„Panie redaktorze, a czy pan zagwarantuje, że wpuścimy edukatorów seksualnych do 20 tysięcy szkół i oni będą wprowadzali takie treści, jak chociażby w Poznaniu, gdzie wychwytują gdzieś dziecko rozchwiane, zaniedbane, i któremu dają ci edukatorzy jakieś środki farmakologiczne, żeby zmieniać jego płeć? Bez wiedzy jego rodziców i lekarzy!”. Tak w TVN24 na pytanie Konrada Piaseckiego o edukację seksualną odpowiedział Rzecznik Praw Dziecka. Teza brzmi na tyle dziwnie, że trudno byłoby ją wymyślić. Jakie jest zatem jej źródło? Prawdopodobnie chodzi o niepotwierdzone rewelacje publikowane na portalach skrajnej prawicy. Tekst na podobny temat ukazał się niedawno także w „Tygodniku Solidarność”.
Weź pigułkę
Na wstępie trzeba podkreślić, że nie istnieją żadne tabletki, które pozwalają na zmianę płci. Sam termin „zmiana płci” jest mylący, bo można co najwyżej poddać się operacjom, które pozwalają na jej korektę. Wbrew wypowiedzi RPD, w Poznaniu nie ma także samozwańczych edukatorów seksualnych. Prezydent miasta Jacek Jaśkowiak dosadnie podsumował wypowiedź rzecznika, stwierdzając, że „to zwykłe bzdury”. Działania edukatorów w szkołach są możliwe za zgodą rodziców, a na zajęciach, zarówno dla uczniów, jak i dla nauczycieli, nie rozdaje się środków farmakologicznych. Fakty, co prawda, nie przeszkodziły w podchwyceniu tematu politykom Konfederacji, wyszło to jednak dość komicznie.
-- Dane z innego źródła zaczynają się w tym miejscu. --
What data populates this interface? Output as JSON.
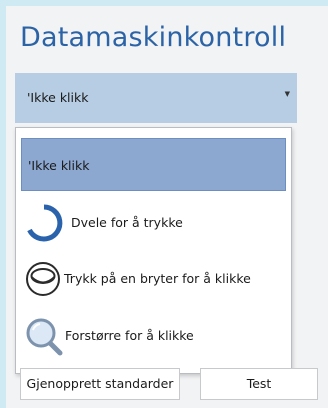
{
  "page": {
    "title": "Datamaskinkontroll"
  },
  "control_mode": {
    "selected_value": "'Ikke klikk",
    "options": [
      {
        "label": "'Ikke klikk",
        "selected": true,
        "icon": "none"
      },
      {
        "label": "Dvele for å trykke",
        "selected": false,
        "icon": "dwell-progress-icon"
      },
      {
        "label": "Trykk på en bryter for å klikke",
        "selected": false,
        "icon": "switch-icon"
      },
      {
        "label": "Forstørre for å klikke",
        "selected": false,
        "icon": "magnifier-icon"
      }
    ]
  },
  "buttons": {
    "restore_label": "Gjenopprett standarder",
    "test_label": "Test"
  },
  "colors": {
    "title": "#2c63a6",
    "combo_bg": "#b6cde3",
    "selected_bg": "#8ca8d1",
    "accent_blue": "#2a63ac",
    "background": "#f2f3f4"
  }
}
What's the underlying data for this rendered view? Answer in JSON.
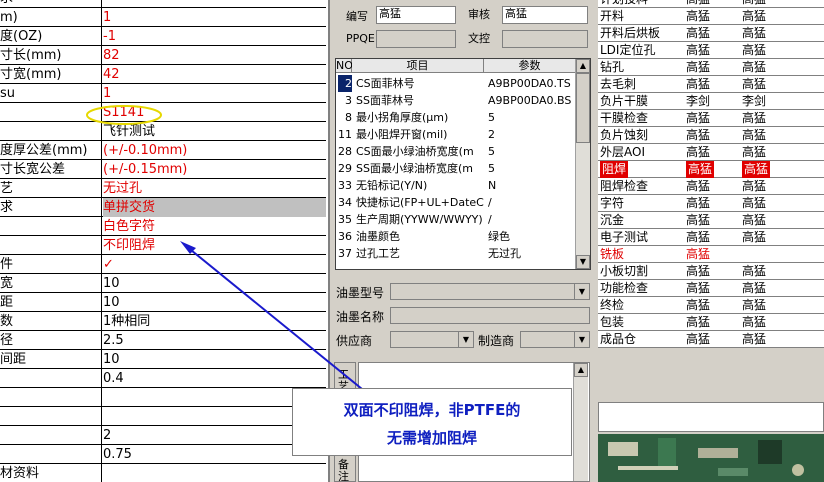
{
  "left_table": {
    "rows": [
      {
        "label": "求",
        "value": "",
        "red": false
      },
      {
        "label": "m)",
        "value": "1",
        "red": true
      },
      {
        "label": "度(OZ)",
        "value": "-1",
        "red": true
      },
      {
        "label": "寸长(mm)",
        "value": "82",
        "red": true
      },
      {
        "label": "寸宽(mm)",
        "value": "42",
        "red": true
      },
      {
        "label": "su",
        "value": "1",
        "red": true
      },
      {
        "label": "",
        "value": "S1141",
        "red": true,
        "ellipse": true
      },
      {
        "label": "",
        "value": "飞针测试",
        "red": false
      },
      {
        "label": "度厚公差(mm)",
        "value": "(+/-0.10mm)",
        "red": true
      },
      {
        "label": "寸长宽公差",
        "value": "(+/-0.15mm)",
        "red": true
      },
      {
        "label": "艺",
        "value": "无过孔",
        "red": true
      },
      {
        "label": "求",
        "value": "单拼交货",
        "red": true,
        "highlight": true
      },
      {
        "label": "",
        "value": "白色字符",
        "red": true
      },
      {
        "label": "",
        "value": "不印阻焊",
        "red": true
      },
      {
        "label": "件",
        "value": "✓",
        "red": true
      },
      {
        "label": "宽",
        "value": "10",
        "red": false
      },
      {
        "label": "距",
        "value": "10",
        "red": false
      },
      {
        "label": "数",
        "value": "1种相同",
        "red": false
      },
      {
        "label": "径",
        "value": "2.5",
        "red": false
      },
      {
        "label": "间距",
        "value": "10",
        "red": false
      },
      {
        "label": "",
        "value": "0.4",
        "red": false
      },
      {
        "label": "",
        "value": "",
        "red": false
      },
      {
        "label": "",
        "value": "",
        "red": false
      },
      {
        "label": "",
        "value": "2",
        "red": false
      },
      {
        "label": "",
        "value": "0.75",
        "red": false
      },
      {
        "label": "材资料",
        "value": "",
        "red": false
      }
    ]
  },
  "header": {
    "bianxie_label": "编写",
    "bianxie_value": "高猛",
    "shenhe_label": "审核",
    "shenhe_value": "高猛",
    "ppqe_label": "PPQE",
    "wenkong_label": "文控"
  },
  "grid": {
    "col_no": "NO",
    "col_item": "项目",
    "col_param": "参数",
    "rows": [
      {
        "no": "2",
        "item": "CS面菲林号",
        "param": "A9BP00DA0.TS",
        "selected": true
      },
      {
        "no": "3",
        "item": "SS面菲林号",
        "param": "A9BP00DA0.BS"
      },
      {
        "no": "8",
        "item": "最小拐角厚度(μm)",
        "param": "5"
      },
      {
        "no": "11",
        "item": "最小阻焊开窗(mil)",
        "param": "2"
      },
      {
        "no": "28",
        "item": "CS面最小绿油桥宽度(m",
        "param": "5"
      },
      {
        "no": "29",
        "item": "SS面最小绿油桥宽度(m",
        "param": "5"
      },
      {
        "no": "33",
        "item": "无铅标记(Y/N)",
        "param": "N"
      },
      {
        "no": "34",
        "item": "快捷标记(FP+UL+DateCo",
        "param": "/"
      },
      {
        "no": "35",
        "item": "生产周期(YYWW/WWYY)",
        "param": "/"
      },
      {
        "no": "36",
        "item": "油墨颜色",
        "param": "绿色"
      },
      {
        "no": "37",
        "item": "过孔工艺",
        "param": "无过孔"
      }
    ]
  },
  "form": {
    "ink_model_label": "油墨型号",
    "ink_name_label": "油墨名称",
    "supplier_label": "供应商",
    "maker_label": "制造商",
    "side_tab_label": "工艺",
    "remark_label": "备注"
  },
  "right_table": {
    "rows": [
      {
        "step": "计划投料",
        "a": "高猛",
        "b": "高猛"
      },
      {
        "step": "开料",
        "a": "高猛",
        "b": "高猛"
      },
      {
        "step": "开料后烘板",
        "a": "高猛",
        "b": "高猛"
      },
      {
        "step": "LDI定位孔",
        "a": "高猛",
        "b": "高猛"
      },
      {
        "step": "钻孔",
        "a": "高猛",
        "b": "高猛"
      },
      {
        "step": "去毛刺",
        "a": "高猛",
        "b": "高猛"
      },
      {
        "step": "负片干膜",
        "a": "李剑",
        "b": "李剑"
      },
      {
        "step": "干膜检查",
        "a": "高猛",
        "b": "高猛"
      },
      {
        "step": "负片蚀刻",
        "a": "高猛",
        "b": "高猛"
      },
      {
        "step": "外层AOI",
        "a": "高猛",
        "b": "高猛"
      },
      {
        "step": "阻焊",
        "a": "高猛",
        "b": "高猛",
        "selected": true
      },
      {
        "step": "阻焊检查",
        "a": "高猛",
        "b": "高猛"
      },
      {
        "step": "字符",
        "a": "高猛",
        "b": "高猛"
      },
      {
        "step": "沉金",
        "a": "高猛",
        "b": "高猛"
      },
      {
        "step": "电子测试",
        "a": "高猛",
        "b": "高猛"
      },
      {
        "step": "铣板",
        "a": "高猛",
        "b": "",
        "red": true
      },
      {
        "step": "小板切割",
        "a": "高猛",
        "b": "高猛"
      },
      {
        "step": "功能检查",
        "a": "高猛",
        "b": "高猛"
      },
      {
        "step": "终检",
        "a": "高猛",
        "b": "高猛"
      },
      {
        "step": "包装",
        "a": "高猛",
        "b": "高猛"
      },
      {
        "step": "成品仓",
        "a": "高猛",
        "b": "高猛"
      }
    ]
  },
  "callout": {
    "line1": "双面不印阻焊，非PTFE的",
    "line2": "无需增加阻焊"
  },
  "colors": {
    "accent_red": "#e00000",
    "callout_text": "#1020c0",
    "arrow": "#1a1acc"
  }
}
Pawlak nie tylko rozminął się dwukrotnie z prawdą w temacie, w którym powinien być ekspertem. Rzecznik Praw Dziecka stwierdził ponadto, że „ideologia LGBT jest sprzeczna z tradycyjnie rozumianym patriotyzmem”. Pawlak mógłby mieć rację, jeśli patriotyzm jest tym samym, co homofobia polityków Zjednoczonej Prawicy, na czele z działaczami Solidarnej Polski. Nie ma on jednak prawa decydować o tym, kto jest patriotą. Zawłaszczanie zdolności do posiadania pozytywnych uczuć względem ojczyzny to jedna z najbardziej małostkowych, obrzydliwych i osłabiających więzi społeczne tendencji polskiej prawicy. W imię wywyższania się ponad resztę społeczeństwa, rzekomi zwolennicy solidarności społecznej jedynie atakują innych ludzi, pogłębiając społeczne podziały.
Pawlak bis na RPO?
Jest to kolejna skandaliczna wypowiedź rzecznika, która uzupełnia jego dotychczasowy dorobek. Pawlak wcześniej przekonywał, że klaps może być odpowiednią metodą wychowawczą wobec dziecka, a także sprzeciwiał się in vitro. Gdy w 2018 roku obejmował swoją funkcję, Pawlak nie spełniał nawet formalnych wymogów na to stanowisko. Jak określa ustawa, stanowisko RPD może pełnić jedynie osoba, która ma „pięcioletnie doświadczenie w pracy z dziećmi lub na ich rzecz”. Kandydat, który zajmował się pracą w adwokaturze, takiego doświadczenia nie posiadał. Zarzuty opozycji względem kandydatury forsowanej przez Zbigniewa Ziobrę zostały jednak zignorowane przez rządzącą większość.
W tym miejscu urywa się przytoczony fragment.